I thought for a moment. Maybe Richard will like me if I do it and I do want to go inside the confessional like everyone else in my new school. Most importantly, I will probably be saving my Uncle, my friend’s sister, and our neighbor from the fires of Hell when I get their sins forgiven.
“O.K, I will do it!” I said.
The following Friday at chapel I raised my hand. Sister Teresa walked over to me and asked if I’d made my First Communion. I nodded, and then she said I was next.
I walked into the confessional and knelt down. The voice on the other side instructed me to recite the act of contrition. Huh??? Richard did not tell me that! To my horror I realized that I had never learned it. So, I tried to talk my way out of it by saying. “Father, I may not have long to live so just let me tell you my sins.”
When I finished with my creative rendition of my sins, the door to the confessional was pulled open, and I was pulled out. A red-faced, bug-eyed, tall priest lifted me up by my elbow all the way to the Holy Mother’s office. I remember that my feet came in contact with the ground sporadically.

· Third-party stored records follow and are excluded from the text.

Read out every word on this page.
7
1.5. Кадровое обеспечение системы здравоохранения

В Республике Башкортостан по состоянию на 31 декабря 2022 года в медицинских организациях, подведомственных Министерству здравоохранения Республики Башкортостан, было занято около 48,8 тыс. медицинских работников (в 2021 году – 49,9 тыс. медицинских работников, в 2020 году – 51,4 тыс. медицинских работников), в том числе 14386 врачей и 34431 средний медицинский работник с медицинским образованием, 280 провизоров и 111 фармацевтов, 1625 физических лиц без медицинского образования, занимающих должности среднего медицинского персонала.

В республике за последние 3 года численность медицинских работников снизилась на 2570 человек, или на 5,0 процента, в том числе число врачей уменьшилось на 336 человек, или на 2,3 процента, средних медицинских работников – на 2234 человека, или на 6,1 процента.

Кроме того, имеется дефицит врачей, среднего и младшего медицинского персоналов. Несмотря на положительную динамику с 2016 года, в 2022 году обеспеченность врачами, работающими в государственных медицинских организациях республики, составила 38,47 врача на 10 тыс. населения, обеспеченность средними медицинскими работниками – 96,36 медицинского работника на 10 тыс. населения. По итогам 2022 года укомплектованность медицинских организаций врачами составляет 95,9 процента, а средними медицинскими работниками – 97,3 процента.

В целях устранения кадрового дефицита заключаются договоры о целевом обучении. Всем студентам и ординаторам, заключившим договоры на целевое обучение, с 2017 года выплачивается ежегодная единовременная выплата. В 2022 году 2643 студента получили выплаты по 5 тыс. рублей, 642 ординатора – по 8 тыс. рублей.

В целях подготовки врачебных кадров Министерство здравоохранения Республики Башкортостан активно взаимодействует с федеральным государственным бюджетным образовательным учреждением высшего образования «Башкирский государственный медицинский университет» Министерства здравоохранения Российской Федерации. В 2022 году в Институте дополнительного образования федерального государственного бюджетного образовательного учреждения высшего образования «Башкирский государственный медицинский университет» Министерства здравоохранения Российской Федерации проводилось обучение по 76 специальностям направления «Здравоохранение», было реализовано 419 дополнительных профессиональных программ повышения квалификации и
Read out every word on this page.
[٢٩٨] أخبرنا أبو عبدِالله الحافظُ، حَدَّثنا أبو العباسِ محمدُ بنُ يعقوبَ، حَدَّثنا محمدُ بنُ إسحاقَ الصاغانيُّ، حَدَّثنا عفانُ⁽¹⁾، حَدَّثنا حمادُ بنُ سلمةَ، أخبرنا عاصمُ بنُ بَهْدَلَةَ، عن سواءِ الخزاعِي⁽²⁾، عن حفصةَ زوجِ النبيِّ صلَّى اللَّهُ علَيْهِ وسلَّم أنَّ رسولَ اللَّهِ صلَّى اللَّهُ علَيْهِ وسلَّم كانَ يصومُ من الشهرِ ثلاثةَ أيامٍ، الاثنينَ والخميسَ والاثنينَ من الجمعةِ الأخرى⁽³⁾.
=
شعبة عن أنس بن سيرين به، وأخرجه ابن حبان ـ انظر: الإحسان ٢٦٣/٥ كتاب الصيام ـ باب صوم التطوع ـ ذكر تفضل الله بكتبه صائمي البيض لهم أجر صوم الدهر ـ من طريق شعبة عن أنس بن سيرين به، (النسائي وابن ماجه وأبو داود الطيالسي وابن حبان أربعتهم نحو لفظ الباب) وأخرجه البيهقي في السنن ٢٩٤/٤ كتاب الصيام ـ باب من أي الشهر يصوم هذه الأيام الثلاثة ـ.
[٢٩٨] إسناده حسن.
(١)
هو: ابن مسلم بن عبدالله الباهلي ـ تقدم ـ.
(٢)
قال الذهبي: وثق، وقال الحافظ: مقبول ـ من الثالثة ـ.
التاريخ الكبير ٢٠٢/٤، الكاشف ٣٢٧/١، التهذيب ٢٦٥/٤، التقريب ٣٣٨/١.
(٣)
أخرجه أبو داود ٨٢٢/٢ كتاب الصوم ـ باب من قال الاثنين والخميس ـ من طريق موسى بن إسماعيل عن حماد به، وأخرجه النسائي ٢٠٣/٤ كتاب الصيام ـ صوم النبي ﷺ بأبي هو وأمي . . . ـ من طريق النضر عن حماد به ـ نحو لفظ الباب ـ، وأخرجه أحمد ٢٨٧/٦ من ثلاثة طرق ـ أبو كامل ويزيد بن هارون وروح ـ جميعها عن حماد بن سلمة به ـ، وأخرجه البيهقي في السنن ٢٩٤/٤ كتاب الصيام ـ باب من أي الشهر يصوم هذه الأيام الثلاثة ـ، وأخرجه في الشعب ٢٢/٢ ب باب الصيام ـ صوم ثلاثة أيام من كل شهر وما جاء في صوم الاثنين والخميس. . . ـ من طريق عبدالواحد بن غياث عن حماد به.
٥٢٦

As the bug-eyed priest repeated my confession to the Holy Mother, a purple vain was visible on his throat. I remember thinking it was a sign that he needed an exorcism. I had learned about exorcism from a couple of girls at school. They said that an exorcism can drive out “The Evil Madness” from a person, even a priest, if the evil resides in his soul.
Yet, the Holy Mother only glared at me from where she sat on her oversized red chair before she asked me the reason for my “creative confession.” I said that I wanted to save the souls of some sinners I knew from the fires of Hell.
I could tell by the narrowing of her eyes and the tightening of her jaw that she didn’t believe me. Then she wanted to know if I were sorry for what I said in the confessional. I said, “No, not really.”
I guess that was the wrong answer because no time was wasted before the Holy Mother got on the phone to my aunt and told her about my “shocking confession” (so much for privacy)! My aunt was also told to promptly pick me up.
When we got home, my aunt called my mother in California and told her that things weren’t working out as she had hoped. She didn’t say why.
The next day my maternal abuelo (grandfather), Jesus, came for me. We went to the train station and boarded the Santa Fe Railroad Train to Los Angeles. I enjoyed riding the train. One of our relatives worked for the Santa Fe Railroad and gave our family passes on occasion. This was an occasion.
On the long ride to California I told my abuelo what had happened in school. He was a quiet man by nature but he had a good laugh over my creative confession. I didn’t mind, really, because it was the first time that I had ever seen him laugh out loud.
When he finally stopped laughing he said, “Let that be a lesson to you. Don’t take on other peoples sins.”
“Yes sir!” I answered. My abuelo didn’t tell my mother what I had told him on the train.
I eventually did make my First Holy Communion a few years later in California, but I made sure that my confessions were never too creative.